Como en el pasado, Cesare continuó haciendo sus viajes de un mes por el Continente, trayendo regalos para ella, para la abuela y para los sobrinitos, a quienes les había destinado las más delicadas atenciones paternas. La casa, sin la presencia masculina, inspiraba temor a las mujeres, especialmente por la noche. Los días en que él se ausentaba a Adriana sentía que el silencio, vuelto entonces más profundo y oscuro, tenía suspendido sobre la casa un terrible desastre ignorado. Y con un terror infinito escuchaba el crujir de la polea de la antigua cisterna que estaba al comienzo de la calle, cuando el viento sacudía la soga. ¿Pero podía acaso, por consideración hacia aquellas dos mujeres y aquellos dos niños que en el fondo no le pertenecían, privarse Cesare de la única distracción a la que se entregaba luego de un año de trabajo y aburrimiento? Habría podido no preocuparse en lo más mínimo por ellos, hacer su vida, libre ya que el hermano con sus actos le había impedido formar una familia; en cambio -¿cómo no reconocerlo?- dejando aparte aquellas breves vacaciones, se dedicaba de lleno a la casa y a los sobrinitos huérfanos.

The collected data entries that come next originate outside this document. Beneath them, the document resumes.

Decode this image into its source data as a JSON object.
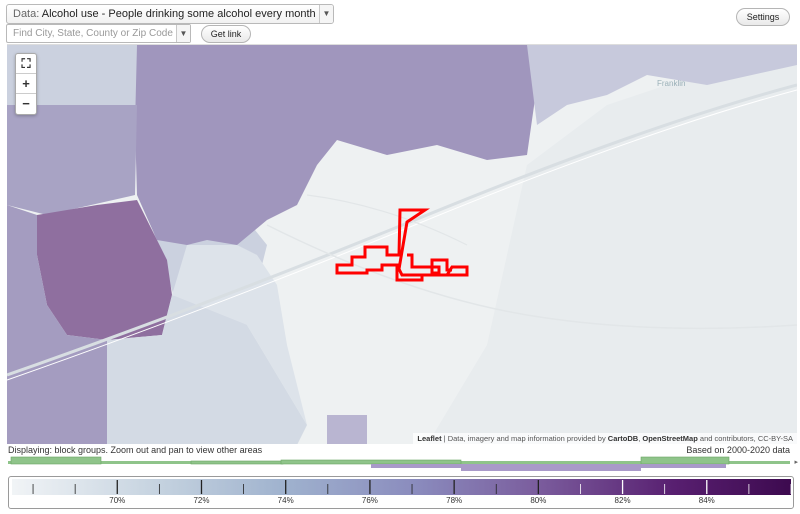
{
  "header": {
    "data_label": "Data:",
    "data_value": "Alcohol use - People drinking some alcohol every month (%)",
    "search_placeholder": "Find City, State, County or Zip Code",
    "get_link_label": "Get link",
    "settings_label": "Settings",
    "dropdown_icon": "chevron-down-icon"
  },
  "map": {
    "zoom_controls": [
      {
        "name": "fullscreen-button",
        "symbol": "⛶",
        "icon": "fullscreen-icon"
      },
      {
        "name": "zoom-in-button",
        "symbol": "+",
        "icon": "plus-icon"
      },
      {
        "name": "zoom-out-button",
        "symbol": "−",
        "icon": "minus-icon"
      }
    ],
    "place_label": "Franklin",
    "attribution_leaflet": "Leaflet",
    "attribution_text": " | Data, imagery and map information provided by ",
    "attribution_cartodb": "CartoDB",
    "attribution_sep": ", ",
    "attribution_osm": "OpenStreetMap",
    "attribution_tail": " and contributors, CC-BY-SA",
    "colors": {
      "light": "#eef1f2",
      "pale_blue": "#d6dde6",
      "blue_grey": "#bcc5d8",
      "lavender": "#aaa6c8",
      "purple": "#9b88b1",
      "dark_purple": "#8d6d9f",
      "highlight_outline": "#ff0000"
    }
  },
  "status": {
    "left": "Displaying: block groups. Zoom out and pan to view other areas",
    "right": "Based on 2000-2020 data",
    "histogram_arrow": "▸"
  },
  "legend": {
    "ticks": [
      "70%",
      "72%",
      "74%",
      "76%",
      "78%",
      "80%",
      "82%",
      "84%"
    ],
    "tick_values": [
      70,
      72,
      74,
      76,
      78,
      80,
      82,
      84
    ],
    "range": [
      67.5,
      86
    ],
    "gradient_colors": [
      "#f1f4f6",
      "#c2d0de",
      "#9fb2ce",
      "#8a8bbd",
      "#7a5b9c",
      "#581f70",
      "#3d0a4f"
    ],
    "histogram_colors": {
      "green": "#8fc48a",
      "purple": "#a99ac9"
    }
  }
}
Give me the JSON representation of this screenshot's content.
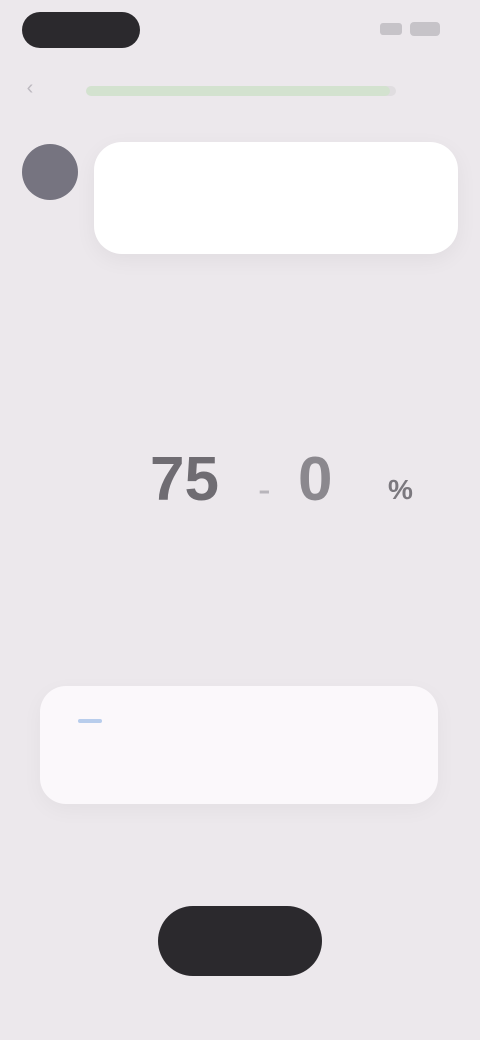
{
  "status_bar": {
    "time": ""
  },
  "progress": {
    "value": 0.98
  },
  "question": {
    "text": ""
  },
  "picker": {
    "hint": "",
    "label": "",
    "year_value": "75",
    "separator": "-",
    "month_value": "0",
    "unit": "%",
    "year_unit": "",
    "month_unit": "",
    "unit_unit": ""
  },
  "info": {
    "line1_text": "",
    "line1_highlight": "",
    "line2_text": "",
    "footer_note": ""
  },
  "cta": {
    "label": ""
  },
  "colors": {
    "background": "#ece8ec",
    "cta": "#2b292d",
    "highlight": "#b8cdec",
    "progress": "#d3e2cf"
  }
}
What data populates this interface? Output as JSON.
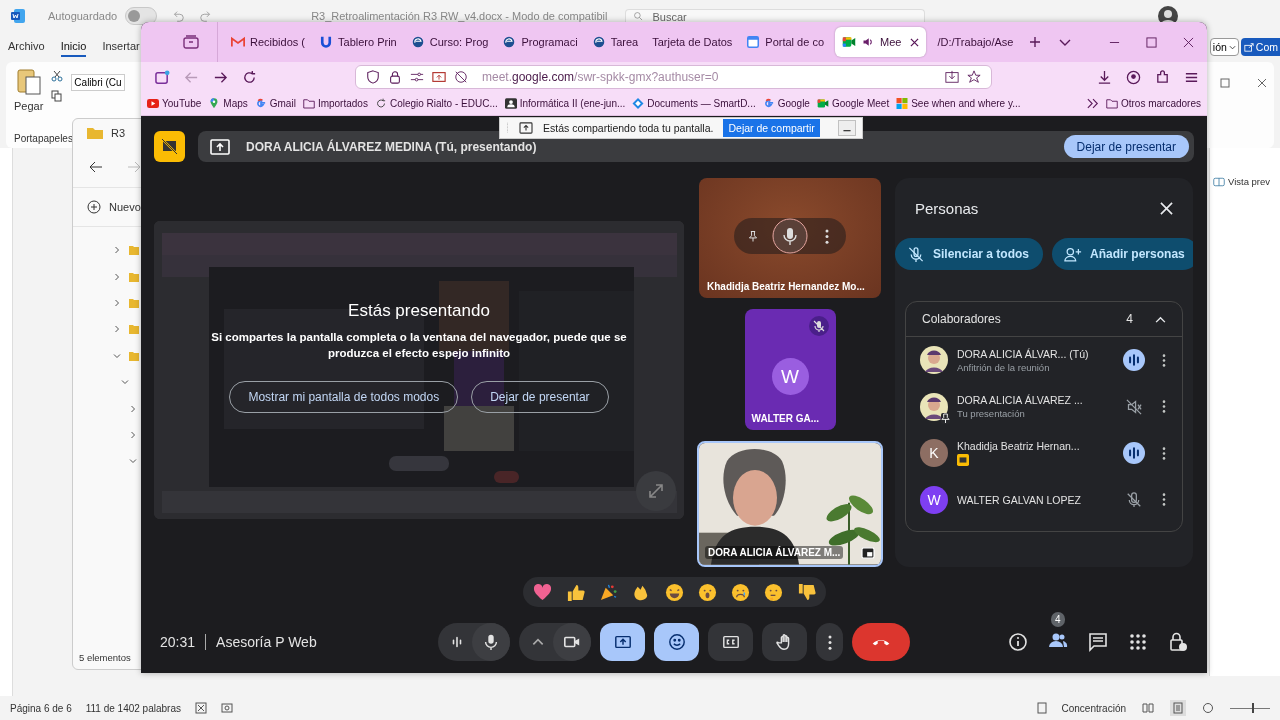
{
  "word": {
    "autosave_label": "Autoguardado",
    "autosave_on": false,
    "title": "R3_Retroalimentación R3 RW_v4.docx - Modo de compatibil",
    "search_placeholder": "Buscar",
    "menu": [
      {
        "label": "Archivo",
        "selected": false
      },
      {
        "label": "Inicio",
        "selected": true
      },
      {
        "label": "Insertar",
        "selected": false
      }
    ],
    "paste_label": "Pegar",
    "clipboard_group": "Portapapeles",
    "font_name": "Calibri (Cu",
    "share_dropdown": "ión",
    "comments_button": "Com",
    "preview_label": "Vista prev",
    "status": {
      "page": "Página 6 de 6",
      "words": "111 de 1402 palabras",
      "focus": "Concentración",
      "zoom": {
        "level": 0.55
      }
    }
  },
  "explorer": {
    "title": "R3",
    "new_label": "Nuevo",
    "item_count": "5 elementos",
    "tree": [
      {
        "expanded": false
      },
      {
        "expanded": false
      },
      {
        "expanded": false
      },
      {
        "expanded": false
      },
      {
        "expanded": true,
        "children": [
          {
            "expanded": true,
            "children": [
              {
                "expanded": false
              },
              {
                "expanded": false
              },
              {
                "expanded": true
              }
            ]
          }
        ]
      }
    ]
  },
  "browser": {
    "tabs": [
      {
        "label": "Recibidos (",
        "kind": "mail",
        "selected": false,
        "audio": false
      },
      {
        "label": "Tablero Prin",
        "kind": "board",
        "selected": false,
        "audio": false
      },
      {
        "label": "Curso: Prog",
        "kind": "course",
        "selected": false,
        "audio": false
      },
      {
        "label": "Programaci",
        "kind": "course",
        "selected": false,
        "audio": false
      },
      {
        "label": "Tarea",
        "kind": "course",
        "selected": false,
        "audio": false
      },
      {
        "label": "Tarjeta de Datos",
        "kind": "text",
        "selected": false,
        "audio": false
      },
      {
        "label": "Portal de co",
        "kind": "calendar",
        "selected": false,
        "audio": false
      },
      {
        "label": "Mee",
        "kind": "meet",
        "selected": true,
        "audio": true
      },
      {
        "label": "/D:/Trabajo/Ase",
        "kind": "text",
        "selected": false,
        "audio": false
      }
    ],
    "address": {
      "subdomain": "meet.",
      "domain": "google.com",
      "path": "/swr-spkk-gmx?authuser=0"
    },
    "bookmarks": [
      {
        "label": "YouTube",
        "kind": "video"
      },
      {
        "label": "Maps",
        "kind": "pin"
      },
      {
        "label": "Gmail",
        "kind": "g"
      },
      {
        "label": "Importados",
        "kind": "folder"
      },
      {
        "label": "Colegio Rialto - EDUC...",
        "kind": "refresh"
      },
      {
        "label": "Informática II (ene-jun...",
        "kind": "contact"
      },
      {
        "label": "Documents — SmartD...",
        "kind": "diamond"
      },
      {
        "label": "Google",
        "kind": "g"
      },
      {
        "label": "Google Meet",
        "kind": "meet"
      },
      {
        "label": "See when and where y...",
        "kind": "windows"
      }
    ],
    "other_bookmarks": "Otros marcadores"
  },
  "share_bar": {
    "message": "Estás compartiendo toda tu pantalla.",
    "stop_button": "Dejar de compartir"
  },
  "meet": {
    "presenter_banner": "DORA ALICIA ÁLVAREZ MEDINA (Tú, presentando)",
    "stop_presenting": "Dejar de presentar",
    "preview": {
      "title": "Estás presentando",
      "message": "Si compartes la pantalla completa o la ventana del navegador, puede que se produzca el efecto espejo infinito",
      "show_anyway": "Mostrar mi pantalla de todos modos",
      "stop": "Dejar de presentar"
    },
    "tiles": [
      {
        "kind": "hover",
        "name": "Khadidja Beatriz Hernandez Mo..."
      },
      {
        "kind": "avatar",
        "name": "WALTER GA...",
        "letter": "W",
        "muted": true
      },
      {
        "kind": "camera",
        "name": "DORA ALICIA ÁLVAREZ M..."
      }
    ],
    "people": {
      "title": "Personas",
      "mute_all": "Silenciar a todos",
      "add_people": "Añadir personas",
      "section": "Colaboradores",
      "count": "4",
      "expanded": true,
      "participants": [
        {
          "name": "DORA ALICIA ÁLVAR... (Tú)",
          "subtitle": "Anfitrión de la reunión",
          "kind": "host",
          "presenting": false,
          "speaking": true
        },
        {
          "name": "DORA ALICIA ÁLVAREZ ...",
          "subtitle": "Tu presentación",
          "kind": "presentation",
          "presenting": false,
          "speaking": false
        },
        {
          "name": "Khadidja Beatriz Hernan...",
          "kind": "guest",
          "letter": "K",
          "color": "#8d6e63",
          "presenting": true,
          "speaking": true
        },
        {
          "name": "WALTER GALVAN LOPEZ",
          "kind": "guest",
          "letter": "W",
          "color": "#7e3ff2",
          "presenting": false,
          "speaking": false
        }
      ]
    },
    "reactions": [
      {
        "kind": "heart"
      },
      {
        "kind": "thumbs-up"
      },
      {
        "kind": "party"
      },
      {
        "kind": "clap"
      },
      {
        "kind": "laugh"
      },
      {
        "kind": "surprised"
      },
      {
        "kind": "sad"
      },
      {
        "kind": "thinking"
      },
      {
        "kind": "thumbs-down"
      }
    ],
    "meeting_time": "20:31",
    "meeting_name": "Asesoría P Web",
    "controls": [
      {
        "kind": "mic",
        "selected": false
      },
      {
        "kind": "camera",
        "selected": false
      },
      {
        "kind": "present",
        "selected": true
      },
      {
        "kind": "reactions",
        "selected": true
      },
      {
        "kind": "captions",
        "selected": false
      },
      {
        "kind": "hand",
        "selected": false
      },
      {
        "kind": "more",
        "selected": false
      },
      {
        "kind": "leave",
        "selected": false
      }
    ],
    "people_badge": "4"
  }
}
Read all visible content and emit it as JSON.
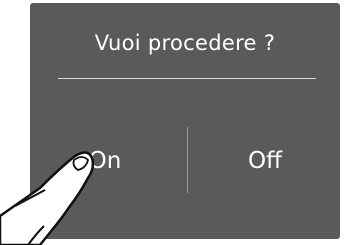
{
  "dialog": {
    "title": "Vuoi procedere ?",
    "on_label": "On",
    "off_label": "Off"
  },
  "colors": {
    "panel": "#5a5a5a",
    "text": "#ffffff",
    "divider": "#d9d9d9"
  },
  "icons": {
    "pointer": "finger-tap-icon"
  }
}
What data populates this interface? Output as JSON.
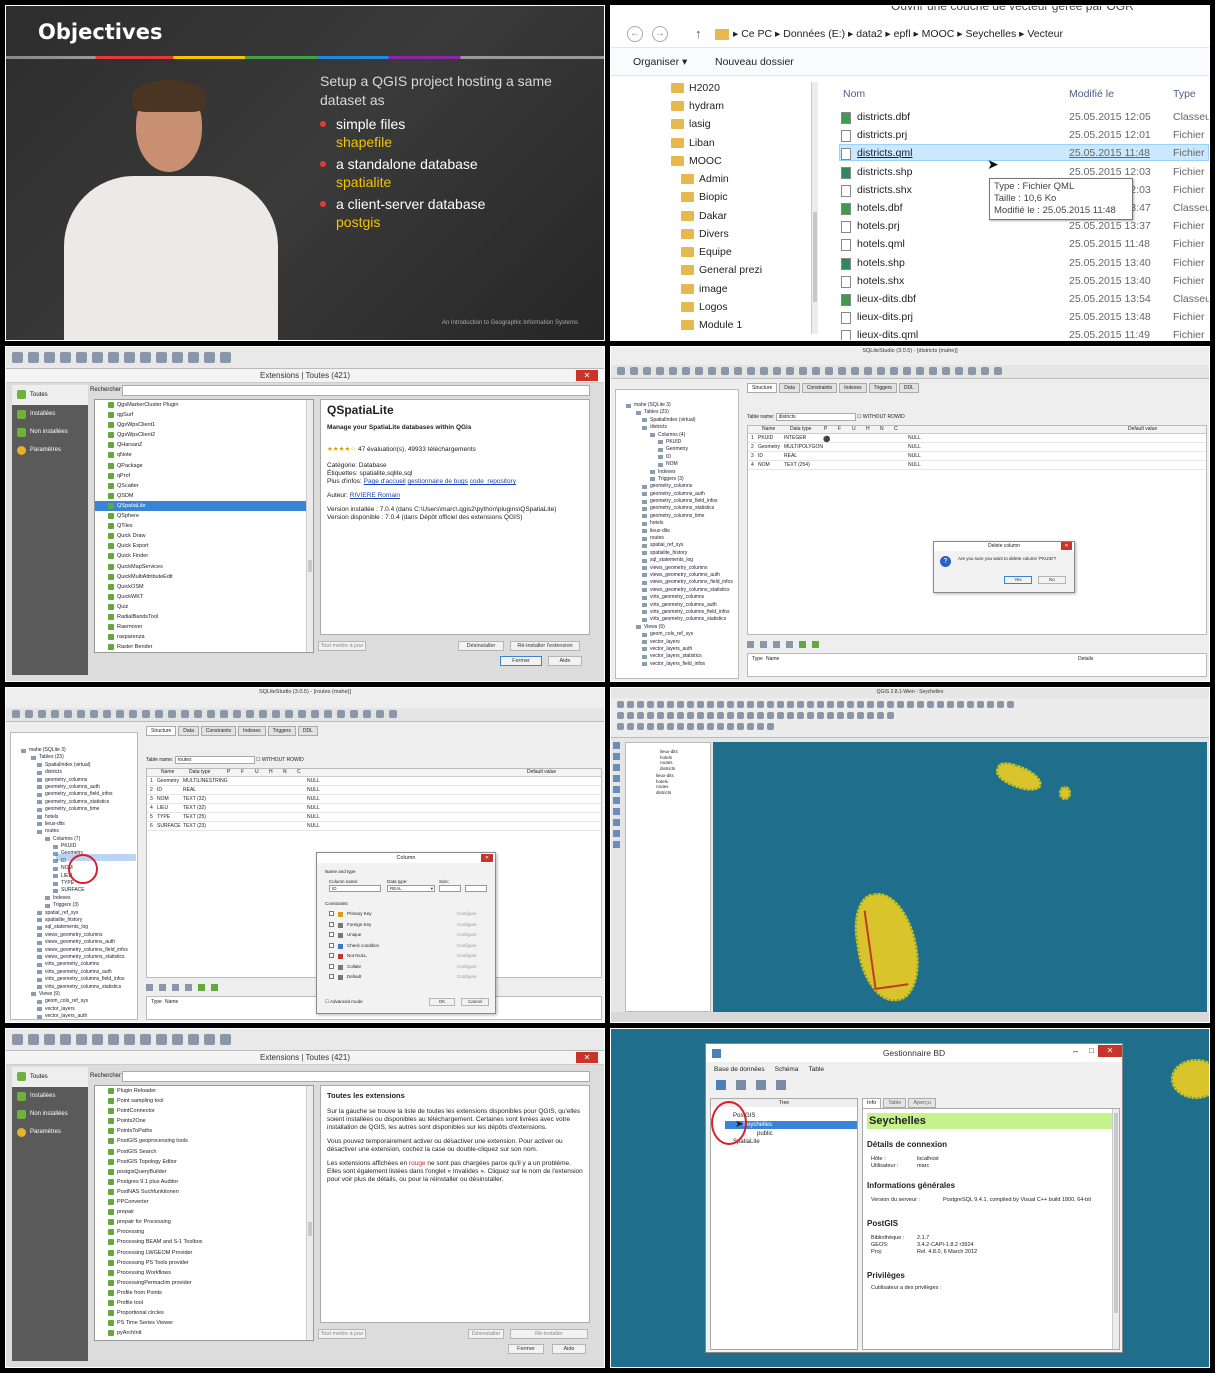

Con el tiempo, la amargura había abandonado completamente el corazón de Adriana. Los pequeños crecían y ella era feliz de que lo hicieran bajo la guía del tío. Su abnegación era absoluta, tanto que se sorprendía si el cuñado o los hijos se oponían a algún gesto sobreprotector suyo. Sentía que nunca hacia lo suficiente. ¿En qué pensar, sino en ellos? Había sido muy dolorosa para ella la muerte de la madre: notaba su ausencia. Hacía ya tiempo que se dirigía a ella como si fuera una hermana; sin embargo, con la madre a su lado, podía pensarse a sí misma joven, como era de hecho. Desaparecida su madre, y madre ella de dos hijos devenidos ya jovencitos de catorce y dieciséis años altos como el tío, comenzó a sentirse y considerarse vieja.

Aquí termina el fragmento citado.